Once you have done proper due diligence on any given company you might decide that you want to buy shares of that company but… how should you buy into this position? Here you have four main choices in my opinion:
1. Buy into position in one go (i.e. Lump sum)
With this strategy you just buy the whole position in one go at a price that you feel is attractive.
I avoid buying into my positions in one go (regardless of the price) because I am focused in growth stocks which have a big amount of execution risk inherent to them. What might seem a bargain price may turn out to be quite expensive after the next Earnings Release.
2. Buy into the position in several fixed-amount purchases distributed through time (i.e. Dollar Cost Average)
The idea behind this strategy is to buy fixed amounts of the stock at regular and recurrent periods without looking at the price. This strategy has become affordable to almost everyone due to the existence of fractional shares in many brokerages.
This is how I buy my index funds. This is a great strategy to avoid buying in the worst moment. I would recommend spreading the purchases over several months. Statistically dollar cost average is less profitable than lump sum but it is also less risky.
3. Buy into the position in several purchases as your conviction increases
The idea behind this strategy is to add to your position as your conviction increases, even if the price is higher.
This is how I buy into my individual stocks. Investing in companies that have great growth stories ahead but that have yet to execute carries a big amount of execution risk and you may want to delay your purchases until you receive more information about how the company is executing. You should not be scared to buy stocks at a higher price than your cost basis (averaging up) as it makes total sense if:
There is more publicly available information about the company
Your conviction about the future growth of the company is higher
Take a look at this chart that Brian Feroldi (@BrianFeroldi) shared on Twitter:
Here I would also like to quote Kris (@FromValue): “Conviction is built over time.”
4. Buy into the position when price decreases (averaging down)
Many investors add to their positions as Mr. Market provides opportunities. I’m also guilty of doing this although I would only do it on my highest conviction companies. Averaging down on companies in which your conviction is not the highest and just because of the lower price is a very dangerous strategy as it may be fueled by hope rather than conviction.

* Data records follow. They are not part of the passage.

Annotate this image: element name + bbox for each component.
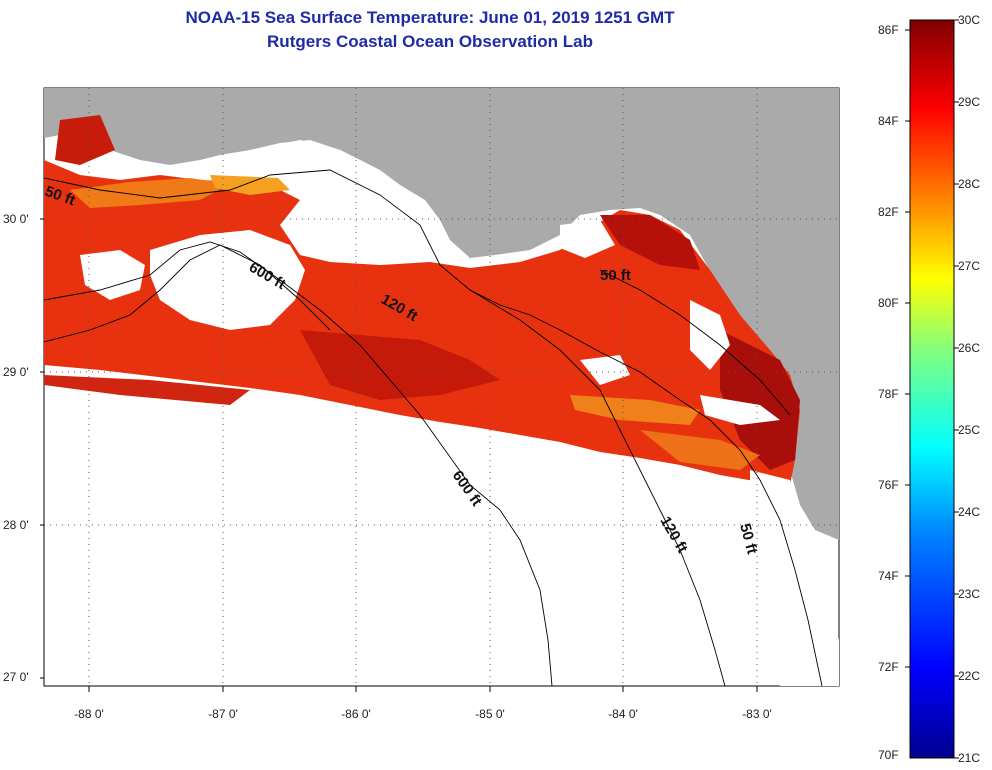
lon-label-88: -88 0' [74,707,104,721]
colorbar-label-c: 27C [958,259,981,273]
bathymetry-contours [44,169,823,686]
colorbar-label-c: 23C [958,587,981,601]
land-mass [44,88,839,540]
colorbar-label-c: 25C [958,423,981,437]
lon-label-86: -86 0' [341,707,371,721]
colorbar-label-f: 72F [878,660,899,674]
colorbar-label-c: 21C [958,751,981,765]
graticule [44,88,839,686]
colorbar-label-f: 80F [878,296,899,310]
colorbar-label-f: 84F [878,114,899,128]
colorbar-label-c: 24C [958,505,981,519]
lon-label-83: -83 0' [742,707,772,721]
lat-label-30: 30 0' [3,212,29,226]
lon-label-87: -87 0' [208,707,238,721]
colorbar-label-c: 30C [958,13,981,27]
colorbar-ticks [905,19,959,759]
colorbar [909,19,955,759]
colorbar-label-c: 29C [958,95,981,109]
map-title: NOAA-15 Sea Surface Temperature: June 01… [185,8,675,27]
lat-label-27: 27 0' [3,670,29,684]
colorbar-label-f: 78F [878,387,899,401]
colorbar-label-f: 74F [878,569,899,583]
lat-label-28: 28 0' [3,518,29,532]
colorbar-label-f: 86F [878,23,899,37]
colorbar-label-f: 82F [878,205,899,219]
lon-label-84: -84 0' [608,707,638,721]
axis-ticks [40,218,758,692]
lon-label-85: -85 0' [475,707,505,721]
colorbar-label-c: 26C [958,341,981,355]
lat-label-29: 29 0' [3,365,29,379]
contour-label-50ft-mid: 50 ft [600,267,631,284]
colorbar-label-f: 70F [878,748,899,762]
map-subtitle: Rutgers Coastal Ocean Observation Lab [267,32,593,51]
colorbar-label-c: 22C [958,669,981,683]
cloud-gap [150,230,305,330]
colorbar-label-f: 76F [878,478,899,492]
colorbar-label-c: 28C [958,177,981,191]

Many times you will be wrong about the company and the stock will plummet for a reason so don’t chase it down the hill.
Final word
This is the end of the first article I will be writing on my experience on portfolio allocation and portfolio management. Although my views will probably differ from yours I hope that this article was useful in some way.
I would like to summarize this article in one sentence:
The right answer for: “How should I build my portfolio?” is that there is no right or wrong answer.
Feel free to leave your thoughts in a comment and let me know if you like this kind of posts, all views are welcome!
Stay well!
Great article. I think it would be useful for readers were you to include your age and investment time horizon for added context.
Hi thanks for the amazing article, really detailed and can help a lot of new investors. The one thought I have is to beat the market you must hold winners, the more you hold the higher the chance. You either work in your process to find winners or you hold more to allow for poorer stock picking skills. So is the answer to hold more when you are starting out and concentrate over time as your skills develop? An additional question for you. How do you approach portfolio management when you no longer add new money to it versus portfolios when you add new money monthly?